Gluten-free mayonnaise is very easy to find. This gluten free, soy free, egg free mayonnaise recipe is not only easy to make, but is so much healthier than store-bought mayonnaise. I use Best Foods, however, I recently discovered that there are chemicals in my mayonnaise! I was shocked to find one of the chemicals to be EDTA (Ethylenediaminetetraacetic acid). They use this stuff to dissolve limescale! It is also used in cosmetics and many more uses. It’s final. I’m making my own from now on! The color will vary depending upon which oil combination you use. Experiment with different oils and have fun!
While deciding on which oils I would use to make my gluten-free mayonnaise, my research showed that Omega-6 oils should not be used alone because doing so can may cause inflammation in our bodies. I had no idea! (This was stated in several articles online.) However, using Omega-6 and Omega-3 oils together are ideal.
Oils high in Omega-6 include: olive oil, grape seed oil, peanut oil, sesame seed oil, palm oil… Other oils rich in Omega-6 that will go rancid quickly are canola oil, corn oil, cottonseed oil, safflower oil, soybean oil, and sunflower oil.
Oils rich in Omega-3 are chia oil (not a neutral tasting oil), flax oil (brown in color), and hempseed oil. However, when cooking mayonnaise, never use flax oil while the mixture is hot, as it will produce carcinogens (cancer causing agent). Use Omega-6 oils and then allow to cool prior to adding the flax oil.

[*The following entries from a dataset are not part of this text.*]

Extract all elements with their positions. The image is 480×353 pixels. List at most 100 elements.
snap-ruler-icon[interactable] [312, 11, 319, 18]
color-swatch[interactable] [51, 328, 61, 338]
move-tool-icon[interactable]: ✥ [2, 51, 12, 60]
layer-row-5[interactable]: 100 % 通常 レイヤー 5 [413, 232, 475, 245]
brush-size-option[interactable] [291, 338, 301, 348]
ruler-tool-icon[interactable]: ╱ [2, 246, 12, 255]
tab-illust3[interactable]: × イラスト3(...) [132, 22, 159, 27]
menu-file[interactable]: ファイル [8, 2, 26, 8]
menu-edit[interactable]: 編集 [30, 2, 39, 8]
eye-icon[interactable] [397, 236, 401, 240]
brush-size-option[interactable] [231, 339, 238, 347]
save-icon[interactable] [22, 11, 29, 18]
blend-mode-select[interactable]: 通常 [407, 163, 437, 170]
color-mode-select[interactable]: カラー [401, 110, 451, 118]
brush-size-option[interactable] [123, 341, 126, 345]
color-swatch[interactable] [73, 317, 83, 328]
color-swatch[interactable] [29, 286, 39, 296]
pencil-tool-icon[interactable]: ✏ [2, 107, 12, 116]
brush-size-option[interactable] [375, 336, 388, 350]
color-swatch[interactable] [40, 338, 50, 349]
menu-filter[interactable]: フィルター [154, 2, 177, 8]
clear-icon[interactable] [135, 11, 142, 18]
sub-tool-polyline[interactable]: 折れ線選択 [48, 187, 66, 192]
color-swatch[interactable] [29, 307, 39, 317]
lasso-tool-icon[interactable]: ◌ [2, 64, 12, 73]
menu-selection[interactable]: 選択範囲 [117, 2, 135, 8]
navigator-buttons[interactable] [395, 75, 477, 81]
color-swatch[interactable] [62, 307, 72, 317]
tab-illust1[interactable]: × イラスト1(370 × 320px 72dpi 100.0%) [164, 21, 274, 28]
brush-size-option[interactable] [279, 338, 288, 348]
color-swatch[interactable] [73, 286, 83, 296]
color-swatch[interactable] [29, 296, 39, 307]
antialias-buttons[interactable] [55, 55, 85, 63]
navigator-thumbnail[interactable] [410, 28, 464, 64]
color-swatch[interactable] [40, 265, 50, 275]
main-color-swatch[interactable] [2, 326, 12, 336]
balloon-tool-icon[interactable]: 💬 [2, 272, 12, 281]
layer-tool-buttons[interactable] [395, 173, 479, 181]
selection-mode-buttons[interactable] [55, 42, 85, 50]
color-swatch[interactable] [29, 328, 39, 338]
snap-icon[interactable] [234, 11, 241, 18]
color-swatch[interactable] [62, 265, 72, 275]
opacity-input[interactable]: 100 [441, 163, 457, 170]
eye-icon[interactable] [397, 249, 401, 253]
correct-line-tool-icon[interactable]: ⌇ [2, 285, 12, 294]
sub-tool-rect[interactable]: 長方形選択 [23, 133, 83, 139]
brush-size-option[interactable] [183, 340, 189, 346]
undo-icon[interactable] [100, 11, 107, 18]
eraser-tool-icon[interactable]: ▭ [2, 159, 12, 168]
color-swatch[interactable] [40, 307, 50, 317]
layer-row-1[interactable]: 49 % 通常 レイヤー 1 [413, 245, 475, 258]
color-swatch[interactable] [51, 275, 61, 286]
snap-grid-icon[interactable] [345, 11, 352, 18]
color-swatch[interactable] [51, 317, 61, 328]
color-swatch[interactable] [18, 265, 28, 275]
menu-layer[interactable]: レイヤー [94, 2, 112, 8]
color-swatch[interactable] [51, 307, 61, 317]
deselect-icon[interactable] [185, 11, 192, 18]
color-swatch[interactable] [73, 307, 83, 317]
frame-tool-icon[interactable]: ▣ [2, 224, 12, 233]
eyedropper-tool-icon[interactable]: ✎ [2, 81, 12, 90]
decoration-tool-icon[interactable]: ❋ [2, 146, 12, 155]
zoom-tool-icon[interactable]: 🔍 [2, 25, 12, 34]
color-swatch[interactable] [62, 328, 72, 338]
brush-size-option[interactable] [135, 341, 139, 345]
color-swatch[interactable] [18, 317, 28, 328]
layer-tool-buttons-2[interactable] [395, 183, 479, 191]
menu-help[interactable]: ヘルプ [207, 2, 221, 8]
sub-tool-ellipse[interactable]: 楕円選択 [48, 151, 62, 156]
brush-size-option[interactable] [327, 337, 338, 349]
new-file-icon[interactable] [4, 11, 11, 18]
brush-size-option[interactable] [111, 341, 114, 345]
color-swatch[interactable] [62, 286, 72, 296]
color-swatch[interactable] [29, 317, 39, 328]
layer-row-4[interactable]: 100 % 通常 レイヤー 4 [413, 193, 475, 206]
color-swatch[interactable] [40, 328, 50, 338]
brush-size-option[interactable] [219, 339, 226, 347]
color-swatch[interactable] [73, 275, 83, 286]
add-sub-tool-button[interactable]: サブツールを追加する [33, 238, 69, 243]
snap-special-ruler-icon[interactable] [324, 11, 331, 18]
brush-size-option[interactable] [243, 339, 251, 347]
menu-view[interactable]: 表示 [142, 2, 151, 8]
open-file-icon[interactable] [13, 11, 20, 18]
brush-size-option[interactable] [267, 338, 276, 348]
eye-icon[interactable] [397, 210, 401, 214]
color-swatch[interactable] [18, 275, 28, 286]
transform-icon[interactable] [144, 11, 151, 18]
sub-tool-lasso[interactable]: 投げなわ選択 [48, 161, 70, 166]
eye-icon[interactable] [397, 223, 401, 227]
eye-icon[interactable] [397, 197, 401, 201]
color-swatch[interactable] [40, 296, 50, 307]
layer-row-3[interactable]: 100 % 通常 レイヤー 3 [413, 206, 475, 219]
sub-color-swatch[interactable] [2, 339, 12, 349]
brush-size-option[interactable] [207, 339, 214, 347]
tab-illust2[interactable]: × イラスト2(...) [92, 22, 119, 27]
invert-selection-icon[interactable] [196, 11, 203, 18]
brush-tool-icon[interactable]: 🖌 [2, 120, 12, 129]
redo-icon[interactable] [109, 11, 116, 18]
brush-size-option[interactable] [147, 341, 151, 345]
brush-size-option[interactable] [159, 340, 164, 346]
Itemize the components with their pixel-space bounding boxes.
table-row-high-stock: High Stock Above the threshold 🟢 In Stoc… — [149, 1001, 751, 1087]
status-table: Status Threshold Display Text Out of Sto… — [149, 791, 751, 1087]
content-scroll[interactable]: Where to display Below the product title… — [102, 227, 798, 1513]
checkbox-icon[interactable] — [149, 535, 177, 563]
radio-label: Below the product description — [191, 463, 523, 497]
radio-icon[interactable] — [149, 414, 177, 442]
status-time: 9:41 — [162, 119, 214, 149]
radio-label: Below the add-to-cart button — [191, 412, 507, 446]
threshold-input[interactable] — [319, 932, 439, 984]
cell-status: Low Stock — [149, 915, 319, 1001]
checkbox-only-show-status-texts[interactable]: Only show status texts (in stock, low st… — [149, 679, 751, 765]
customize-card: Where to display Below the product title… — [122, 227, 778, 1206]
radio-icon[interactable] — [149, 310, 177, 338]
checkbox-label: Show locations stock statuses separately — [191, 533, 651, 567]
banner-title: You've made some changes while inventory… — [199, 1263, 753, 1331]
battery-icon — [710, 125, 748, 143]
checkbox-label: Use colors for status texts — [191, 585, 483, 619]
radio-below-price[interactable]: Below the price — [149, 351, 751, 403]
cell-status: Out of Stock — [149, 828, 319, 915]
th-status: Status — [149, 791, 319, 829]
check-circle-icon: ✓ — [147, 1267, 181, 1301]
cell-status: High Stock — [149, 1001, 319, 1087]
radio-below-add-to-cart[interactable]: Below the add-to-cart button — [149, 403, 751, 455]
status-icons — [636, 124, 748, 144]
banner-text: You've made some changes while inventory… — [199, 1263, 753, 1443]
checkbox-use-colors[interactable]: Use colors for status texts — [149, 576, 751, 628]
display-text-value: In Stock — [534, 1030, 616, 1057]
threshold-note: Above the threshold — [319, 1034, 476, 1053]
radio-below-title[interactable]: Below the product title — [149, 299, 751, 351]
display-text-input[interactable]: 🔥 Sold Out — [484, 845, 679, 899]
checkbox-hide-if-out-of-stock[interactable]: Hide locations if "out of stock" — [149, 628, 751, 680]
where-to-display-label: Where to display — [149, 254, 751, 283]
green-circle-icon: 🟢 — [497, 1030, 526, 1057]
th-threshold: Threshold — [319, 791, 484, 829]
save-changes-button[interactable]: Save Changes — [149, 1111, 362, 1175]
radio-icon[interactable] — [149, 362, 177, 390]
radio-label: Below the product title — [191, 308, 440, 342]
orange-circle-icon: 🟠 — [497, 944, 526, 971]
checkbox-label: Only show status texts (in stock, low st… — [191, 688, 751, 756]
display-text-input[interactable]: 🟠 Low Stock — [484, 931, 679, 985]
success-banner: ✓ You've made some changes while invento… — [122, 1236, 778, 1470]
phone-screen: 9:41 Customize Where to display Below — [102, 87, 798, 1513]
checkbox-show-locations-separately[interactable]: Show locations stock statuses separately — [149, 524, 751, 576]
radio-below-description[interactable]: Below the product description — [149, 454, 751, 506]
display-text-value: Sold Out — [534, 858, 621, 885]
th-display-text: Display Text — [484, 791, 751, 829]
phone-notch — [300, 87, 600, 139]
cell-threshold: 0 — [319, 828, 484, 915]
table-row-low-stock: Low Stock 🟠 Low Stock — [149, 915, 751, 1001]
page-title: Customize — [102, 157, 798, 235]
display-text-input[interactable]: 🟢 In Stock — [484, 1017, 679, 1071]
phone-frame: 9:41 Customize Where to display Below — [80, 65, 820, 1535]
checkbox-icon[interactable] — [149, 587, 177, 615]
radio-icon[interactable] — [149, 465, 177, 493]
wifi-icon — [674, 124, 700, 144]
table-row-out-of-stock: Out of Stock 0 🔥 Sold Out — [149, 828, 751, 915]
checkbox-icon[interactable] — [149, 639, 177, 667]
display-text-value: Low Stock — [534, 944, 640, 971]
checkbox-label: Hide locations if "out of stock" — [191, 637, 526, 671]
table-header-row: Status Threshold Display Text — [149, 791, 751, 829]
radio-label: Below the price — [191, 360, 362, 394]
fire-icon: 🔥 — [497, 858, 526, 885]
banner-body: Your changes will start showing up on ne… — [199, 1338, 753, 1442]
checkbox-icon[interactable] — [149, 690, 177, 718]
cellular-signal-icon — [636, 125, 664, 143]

When making your gluten-free mayonnaise, also avoid high amounts of coconut oil, as it high in saturated fats, causing it to harden in the refrigerator. If you wish to use it, add a very small amount.
To test this recipe I used:
- 1/3 cup grape seed oil
- 1/3 cup extra virgin olive oil (EVOO); and after it cooled, I added 1/3 cup flax oil. Remember to balance out those Omega-6 and Omega-3 oils, when at all possible. (I think I’ll use a little less next time, about 1/4 cup.)
The egg replacer makes it taste chalky, but isn’t noticeable on a sandwich.